TOPO II is a slightly different story. It is the target for anthracyclines. We know trastuzumab in combination with anthracyclines adversely affects cardiac function and increases cardiotoxicity. Therefore, they wanted to determine whether there were subpopulations of patients receiving trastuzumab who could be spared therapy with anthracyclines.

As presented at the 2005 San Antonio Breast Cancer Symposium, the study demonstrated that, across the board, the nonanthracycline-containing trastuzumab-based regimen was not superior to anthracycline-containing trastuzumab-based therapy. The subset of patients with TOPO II nonamplified disease who received a nonanthracycline-containing regimen, however, did as well as those who received anthracyclines (Slamon 2005; [5.2]).

Whether there is a “smart” population of patients with TOPO II-positive disease who would benefit from anthracyclines and a TOPO II-negative population that could benefit from the absence of anthracyclines is something that needs to be studied.

Track 16

Arrow DR LOVE: Lisa, can you review the current Intergroup neoadjuvant study and how this relates to translational research?

Arrow DR CAREY: In the trial for patients with HER2-positive breast cancer, all patients will receive weekly paclitaxel combined with trastuzumab, lapatinib or both in the neoadjuvant setting. The patients all undergo surgery, and in the postoperative period, they receive dose-dense AC and a year of trastuzumab.

The primary endpoint is predicated on the idea that the pathologic complete response rate will be higher for the combination than either single agent alone.

Arrow DR LOVE: Do you think people will wait for the data from this study before bringing lapatinib into trials in the adjuvant setting?

Arrow DR CAREY: No, I don’t think so. Lapatinib is such an interesting drug that the adjuvant trials will be conducted concurrently with the neoadjuvant trials.

We will collaborate with the European trial that José Baselga is conducting, which is called Neo-Aphrodite. It has a similar trial design, except their adjuvant chemotherapy regimen is FEC and the adjuvant biologic therapy is whatever the patient is randomly assigned to in the beginning. They will have patients who will receive a year of lapatinib. In terms of the preoperative portion of the protocols, they’re deliberately similar in design. We’re trying to dovetail the correlative science component so that each trial can serve as a validation of the other.

Track 17

Arrow DR LOVE: What do we know about the combination of lapatinib and trastuzumab?

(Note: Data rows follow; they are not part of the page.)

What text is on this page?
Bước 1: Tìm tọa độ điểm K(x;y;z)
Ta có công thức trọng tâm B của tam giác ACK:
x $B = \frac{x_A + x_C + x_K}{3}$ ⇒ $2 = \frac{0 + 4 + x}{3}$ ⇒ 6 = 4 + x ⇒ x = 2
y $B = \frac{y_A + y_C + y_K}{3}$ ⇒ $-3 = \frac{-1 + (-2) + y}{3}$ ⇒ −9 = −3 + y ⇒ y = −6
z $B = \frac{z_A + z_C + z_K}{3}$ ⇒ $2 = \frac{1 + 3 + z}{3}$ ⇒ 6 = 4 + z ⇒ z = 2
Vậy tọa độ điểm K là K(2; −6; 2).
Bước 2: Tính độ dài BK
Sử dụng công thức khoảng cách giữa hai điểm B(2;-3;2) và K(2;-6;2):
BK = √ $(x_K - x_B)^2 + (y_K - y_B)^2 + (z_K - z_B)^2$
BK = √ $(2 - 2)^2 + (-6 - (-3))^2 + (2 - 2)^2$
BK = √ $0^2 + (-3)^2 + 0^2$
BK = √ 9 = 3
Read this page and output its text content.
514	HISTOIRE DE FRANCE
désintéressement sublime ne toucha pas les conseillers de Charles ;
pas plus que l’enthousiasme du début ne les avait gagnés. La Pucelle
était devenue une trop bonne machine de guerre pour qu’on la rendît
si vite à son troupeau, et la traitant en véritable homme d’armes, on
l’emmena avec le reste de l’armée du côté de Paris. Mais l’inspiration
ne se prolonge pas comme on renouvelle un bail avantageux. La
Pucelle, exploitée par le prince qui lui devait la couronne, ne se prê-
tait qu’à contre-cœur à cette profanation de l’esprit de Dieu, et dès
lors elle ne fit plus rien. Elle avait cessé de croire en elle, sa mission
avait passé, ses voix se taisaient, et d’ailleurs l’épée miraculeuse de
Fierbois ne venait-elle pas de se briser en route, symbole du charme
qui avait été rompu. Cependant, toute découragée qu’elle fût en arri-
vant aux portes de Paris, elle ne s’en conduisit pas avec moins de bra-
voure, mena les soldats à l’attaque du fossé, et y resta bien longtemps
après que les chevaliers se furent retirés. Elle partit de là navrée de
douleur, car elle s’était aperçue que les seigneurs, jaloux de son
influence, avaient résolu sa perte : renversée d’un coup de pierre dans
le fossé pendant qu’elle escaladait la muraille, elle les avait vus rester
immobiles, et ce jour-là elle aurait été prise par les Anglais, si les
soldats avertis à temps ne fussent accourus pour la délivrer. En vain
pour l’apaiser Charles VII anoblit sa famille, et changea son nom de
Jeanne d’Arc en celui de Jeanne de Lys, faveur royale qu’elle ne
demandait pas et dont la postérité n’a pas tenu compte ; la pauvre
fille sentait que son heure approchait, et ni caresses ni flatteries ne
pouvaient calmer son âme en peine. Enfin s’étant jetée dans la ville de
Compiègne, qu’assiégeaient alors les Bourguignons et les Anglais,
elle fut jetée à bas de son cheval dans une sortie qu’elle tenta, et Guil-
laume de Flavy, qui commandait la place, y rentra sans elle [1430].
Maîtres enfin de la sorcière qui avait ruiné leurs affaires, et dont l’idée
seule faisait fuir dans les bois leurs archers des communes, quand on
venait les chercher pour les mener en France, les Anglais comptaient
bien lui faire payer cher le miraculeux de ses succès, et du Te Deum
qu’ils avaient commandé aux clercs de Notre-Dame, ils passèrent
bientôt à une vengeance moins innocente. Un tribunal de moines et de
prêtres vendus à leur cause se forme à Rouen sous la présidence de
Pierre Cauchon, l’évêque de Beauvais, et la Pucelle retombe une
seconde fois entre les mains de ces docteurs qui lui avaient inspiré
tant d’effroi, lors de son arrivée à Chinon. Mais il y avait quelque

Arrow DR CHANG: We have a lot of preclinical data about the synergism between lapatinib and trastuzumab. Our group evaluated MCF-7 HER2-overexpressing xenografts and found that with the combination of lapatinib, trastuzumab and endocrine therapy, in ER-positive disease, the tumors all went away. We had almost a 100 percent response rate with the combination of these targeted molecules.

That is strong evidence of cross talk between these different pathways and that pan-HER inhibition is probably necessary.